Looking at the results, it’s easy to see why it’s so difficult to pick winners (here or anywhere).

The data are very messy, so the results are not very stable, either looking at bivariate correlations or at regression analyses. To reduce some of the noise, I did most of my analyses on strategies ranking at least 30 (out of 100) on the C2 Score a month ago (316 strategies). Still outliers may be driving some of the results.

Among strategies with at least a 30 C2 Score, the best predictor of performance over the last 30 days was subscription cost (Pearson correl. r=-.169). The lower the subscription cost (a month ago), the better the performance over the last 30 days.

The other significant predictors were:

• Log of (Annual Returns w Trading Costs +1): -.164; Higher annual returns as of a month ago did worse going forward 30 days
• Sharpe Ratio: -.140; Higher ratios did worse
• Annual Returns w/out fees: -.119; Higher returns did worse
• Last 60 days return: .118; Higher recent returns did BETTER going forward
• Correl. To SP500: -.117; Lower correlations did BETTER

I can understand why higher 60 day returns would be a better positive predictor than annualized returns, but why would 60 day returns be better than 90 day returns? [probably just noise]

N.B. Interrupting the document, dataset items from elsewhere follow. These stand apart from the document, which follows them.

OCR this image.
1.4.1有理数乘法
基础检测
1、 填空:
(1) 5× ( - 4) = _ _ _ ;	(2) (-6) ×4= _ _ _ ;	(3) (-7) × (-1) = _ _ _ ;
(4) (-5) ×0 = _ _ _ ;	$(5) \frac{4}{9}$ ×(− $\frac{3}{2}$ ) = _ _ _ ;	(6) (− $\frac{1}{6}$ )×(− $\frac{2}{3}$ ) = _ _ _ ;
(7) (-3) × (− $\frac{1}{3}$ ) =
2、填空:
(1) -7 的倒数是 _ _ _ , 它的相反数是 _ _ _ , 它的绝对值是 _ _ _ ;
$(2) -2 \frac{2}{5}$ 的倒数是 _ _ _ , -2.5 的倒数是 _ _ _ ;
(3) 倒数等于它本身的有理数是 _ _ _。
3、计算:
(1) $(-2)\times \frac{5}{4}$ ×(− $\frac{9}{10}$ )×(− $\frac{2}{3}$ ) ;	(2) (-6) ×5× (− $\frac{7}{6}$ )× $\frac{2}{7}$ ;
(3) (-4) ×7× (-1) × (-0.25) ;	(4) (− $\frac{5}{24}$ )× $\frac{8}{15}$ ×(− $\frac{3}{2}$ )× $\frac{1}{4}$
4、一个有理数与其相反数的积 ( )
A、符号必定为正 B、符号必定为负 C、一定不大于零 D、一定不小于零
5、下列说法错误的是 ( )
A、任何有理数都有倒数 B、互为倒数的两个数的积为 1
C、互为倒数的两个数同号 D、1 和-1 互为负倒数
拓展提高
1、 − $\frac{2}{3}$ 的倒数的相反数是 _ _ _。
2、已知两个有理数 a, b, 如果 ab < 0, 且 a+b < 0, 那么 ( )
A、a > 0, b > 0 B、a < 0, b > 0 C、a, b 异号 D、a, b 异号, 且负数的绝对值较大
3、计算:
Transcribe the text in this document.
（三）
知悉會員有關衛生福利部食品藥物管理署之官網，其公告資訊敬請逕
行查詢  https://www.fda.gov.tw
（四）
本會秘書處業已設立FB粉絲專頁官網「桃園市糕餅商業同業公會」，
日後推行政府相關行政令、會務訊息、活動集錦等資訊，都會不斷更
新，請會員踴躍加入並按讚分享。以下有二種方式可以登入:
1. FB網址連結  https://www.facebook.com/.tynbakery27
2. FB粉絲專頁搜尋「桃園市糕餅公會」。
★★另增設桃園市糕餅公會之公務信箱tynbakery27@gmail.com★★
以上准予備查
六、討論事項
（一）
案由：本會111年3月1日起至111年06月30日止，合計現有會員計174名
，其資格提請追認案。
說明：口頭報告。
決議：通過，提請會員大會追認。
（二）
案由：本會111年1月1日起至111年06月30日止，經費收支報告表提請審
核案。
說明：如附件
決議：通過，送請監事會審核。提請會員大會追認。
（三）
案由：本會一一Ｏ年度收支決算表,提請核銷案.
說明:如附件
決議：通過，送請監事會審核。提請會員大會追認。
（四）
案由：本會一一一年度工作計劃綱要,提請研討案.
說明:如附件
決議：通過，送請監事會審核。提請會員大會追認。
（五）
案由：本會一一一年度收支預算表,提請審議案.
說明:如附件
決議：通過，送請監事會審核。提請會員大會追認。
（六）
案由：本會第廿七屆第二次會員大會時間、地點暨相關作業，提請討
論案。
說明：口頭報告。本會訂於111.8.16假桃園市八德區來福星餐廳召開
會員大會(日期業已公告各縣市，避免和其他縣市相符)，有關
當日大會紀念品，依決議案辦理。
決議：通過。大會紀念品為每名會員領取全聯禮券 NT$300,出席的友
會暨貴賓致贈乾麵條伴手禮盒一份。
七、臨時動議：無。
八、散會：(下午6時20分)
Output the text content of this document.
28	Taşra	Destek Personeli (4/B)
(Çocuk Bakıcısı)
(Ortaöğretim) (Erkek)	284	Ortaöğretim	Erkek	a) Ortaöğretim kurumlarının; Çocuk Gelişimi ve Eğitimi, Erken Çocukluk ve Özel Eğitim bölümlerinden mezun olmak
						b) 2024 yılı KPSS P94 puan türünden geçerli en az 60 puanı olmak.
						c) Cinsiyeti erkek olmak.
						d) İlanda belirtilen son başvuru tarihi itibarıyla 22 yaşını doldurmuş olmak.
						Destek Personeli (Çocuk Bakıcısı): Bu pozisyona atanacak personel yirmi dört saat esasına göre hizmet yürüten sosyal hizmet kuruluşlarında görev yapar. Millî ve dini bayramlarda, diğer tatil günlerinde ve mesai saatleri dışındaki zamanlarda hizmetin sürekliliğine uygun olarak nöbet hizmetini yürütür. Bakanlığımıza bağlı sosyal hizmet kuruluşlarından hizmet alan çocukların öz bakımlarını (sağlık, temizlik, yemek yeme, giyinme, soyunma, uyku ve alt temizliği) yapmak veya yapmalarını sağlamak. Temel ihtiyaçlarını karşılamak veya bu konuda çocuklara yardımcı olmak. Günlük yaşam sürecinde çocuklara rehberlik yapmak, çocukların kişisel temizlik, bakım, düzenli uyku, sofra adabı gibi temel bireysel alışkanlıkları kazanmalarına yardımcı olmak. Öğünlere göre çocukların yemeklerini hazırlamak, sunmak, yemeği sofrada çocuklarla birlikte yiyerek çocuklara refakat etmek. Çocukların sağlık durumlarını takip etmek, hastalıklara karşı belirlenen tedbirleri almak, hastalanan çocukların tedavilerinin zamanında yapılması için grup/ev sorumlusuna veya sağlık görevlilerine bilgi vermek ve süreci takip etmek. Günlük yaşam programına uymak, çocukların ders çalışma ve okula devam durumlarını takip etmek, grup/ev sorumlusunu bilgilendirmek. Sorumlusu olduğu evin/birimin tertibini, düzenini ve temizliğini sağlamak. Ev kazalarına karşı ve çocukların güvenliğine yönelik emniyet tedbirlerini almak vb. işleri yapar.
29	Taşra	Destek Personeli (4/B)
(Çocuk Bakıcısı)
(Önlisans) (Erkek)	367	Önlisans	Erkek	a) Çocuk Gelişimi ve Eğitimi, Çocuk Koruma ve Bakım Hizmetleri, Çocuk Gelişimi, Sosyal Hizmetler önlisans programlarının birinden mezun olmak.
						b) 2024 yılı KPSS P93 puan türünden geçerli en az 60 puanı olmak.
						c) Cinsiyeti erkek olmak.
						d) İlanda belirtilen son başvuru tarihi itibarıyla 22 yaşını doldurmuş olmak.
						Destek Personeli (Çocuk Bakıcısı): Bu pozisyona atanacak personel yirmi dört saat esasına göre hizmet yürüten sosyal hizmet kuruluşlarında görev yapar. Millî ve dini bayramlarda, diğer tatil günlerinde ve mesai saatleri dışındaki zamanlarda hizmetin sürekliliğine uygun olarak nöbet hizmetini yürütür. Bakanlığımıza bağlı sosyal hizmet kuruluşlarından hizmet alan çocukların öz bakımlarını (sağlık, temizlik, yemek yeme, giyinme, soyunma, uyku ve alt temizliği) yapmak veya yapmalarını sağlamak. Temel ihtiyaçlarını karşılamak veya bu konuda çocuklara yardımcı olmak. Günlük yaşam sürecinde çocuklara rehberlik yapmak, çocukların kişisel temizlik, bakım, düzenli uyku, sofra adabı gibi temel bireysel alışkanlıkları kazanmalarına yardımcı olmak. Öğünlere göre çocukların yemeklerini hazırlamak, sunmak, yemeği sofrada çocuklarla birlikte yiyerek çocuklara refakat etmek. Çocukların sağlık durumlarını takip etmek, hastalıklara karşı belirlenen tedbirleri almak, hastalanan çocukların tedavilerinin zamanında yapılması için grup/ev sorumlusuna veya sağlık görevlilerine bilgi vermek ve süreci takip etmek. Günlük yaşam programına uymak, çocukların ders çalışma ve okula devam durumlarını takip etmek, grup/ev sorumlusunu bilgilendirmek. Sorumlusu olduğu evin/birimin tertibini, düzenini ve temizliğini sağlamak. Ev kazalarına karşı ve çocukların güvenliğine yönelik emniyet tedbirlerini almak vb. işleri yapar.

Among the most interesting insignificant results were:

• Longer strategy age had a positive coefficient on 30-day returns going forward (.042);
• Higher drawdowns had a tiny negative coefficient (-.009);
• Higher winning percentage had a tiny negative coefficient (-.009).

In the regression models, which were confounded by high multicollinearity, longer strategy age (and its log) usually had a significant positive effect on returns, controlling for other variables.

When I have more data to analyze in a month or two, I’ll do a more extensive analysis.
I think that the results reflected the stalling out that the market did over the last month, and 30 days is MUCH too short to judge criteria for winning strategies. I suspect that if I had data to do the analysis going back to November, the results would be very different—and many (or most) of the correlations would be reversed.

As they say here and elsewhere, past performance is no guarantee of future results.

BTW, Matt and Collective2 should be commended for giving us so much data with which to make better informed choices. The more time I spend here, the better I like this site.